|
|
- ---
- title: Amulet and Language Safety
- date: March 14, 2018
- ---
-
- Ever since its inception, Amulet has strived to be a language that
- _guarantees_ safety, to some extent, with its strong, static, inferred
- type system. Through polymorphism we gain the concept of
- _parametricity_, as explained in Philip Wadler's [Theorems for Free]: a
- function's behaviour does not depend on the instantiations you perform.
-
- However, the power-to-weight ratio of these features quickly plummets,
- as every complicated type system extension makes inference rather
- undecidable, which in turn mandates more and more type annotations. Of
- the complex extensions I have read about, three struck me as
- particularly elegant, and I have chosen to implement them all in Amulet:
-
- - Generalised Algebraic Data Types, which this post is about;
- - Row Polymorphism, which allows being precise about which structure
- fields a function uses; and
- - Rank-N types, which enables the implementation of many concepts
- including monadic regions.
-
- Both GADTs and rank-N types are in the "high weight" category: inference
- in the presence of both is undecidable. Adding support for the latter
- (which laid the foundations for the former) is what drove me to re-write
- the type checker, a crusade detailed in [my last post].
-
- Of course, in the grand scheme of things, some languages provide way
- more guarantees than Amulet: For instance, Rust, with its lifetime
- system, can prove that code is memory-safe at compile time;
- Dependently-typed languages such as Agda and Idris can express a lot of
- invariants in their type system, but inference is completely destroyed.

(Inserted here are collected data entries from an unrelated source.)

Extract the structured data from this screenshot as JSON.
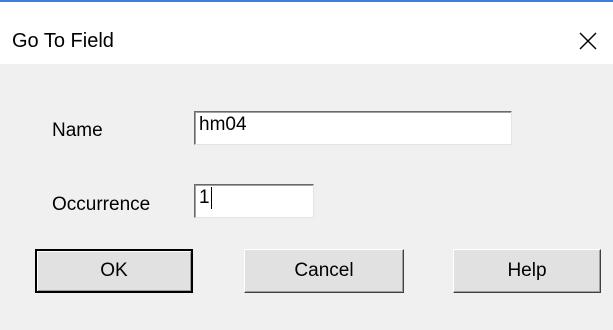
{
  "window": {
    "title": "Go To Field",
    "close_glyph": "✕"
  },
  "form": {
    "name_label": "Name",
    "name_value": "hm04",
    "occurrence_label": "Occurrence",
    "occurrence_value": "1"
  },
  "buttons": {
    "ok": "OK",
    "cancel": "Cancel",
    "help": "Help"
  },
  "icons": {
    "close": "close-icon"
  },
  "colors": {
    "accent": "#3c7ed8",
    "title_bg": "#ffffff",
    "dialog_bg": "#f0f0f0",
    "button_bg": "#e1e1e1"
  }
}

- Picking which features you'd like to support is a game of
- tradeoffs---all of them have benefits, but some have exceedingly high
- costs.
-
- Amulet was originally based on a very traditional, HM-like type system
- with support for row polymorphism. The addition of rank-N polymorphism
- and GADTs instigated the move to a bidirectional system, which in turn
- provided us with the ability to experiment with a lot more type system
- extensions (for instance, linear types)---in pursuit of more guarantees
- like parametricity.
-
- GADTs
- =====
-
- In a sense, generalised ADTs are a "miniature" version of the inductive
- families one would find in dependently-typed programming (and, indeed,
- Amulet can type-check _some_ uses of length-indexed vectors, although
- the lack of type-level computation is a showstopper). They allow
- non-uniformity in the return types of constructors, by packaging
- "coercions" along with the values; pattern matching, then, allows these
- coercions to influence the solving of particular branches.
-
- Since this is an introduction to indexed types, I am legally obligated
- to present the following three examples: the type of equality witnesses
- between two other types; higher-order abstract syntax, the type of
- well-formed terms in some language; and _vectors_, the type of linked
- lists with statically-known lengths.
-
- #### Equality
-
- As is tradition in intuitionistic type theory, we define equality by
- postulating (that is, introducing a _constructor_ witnessing)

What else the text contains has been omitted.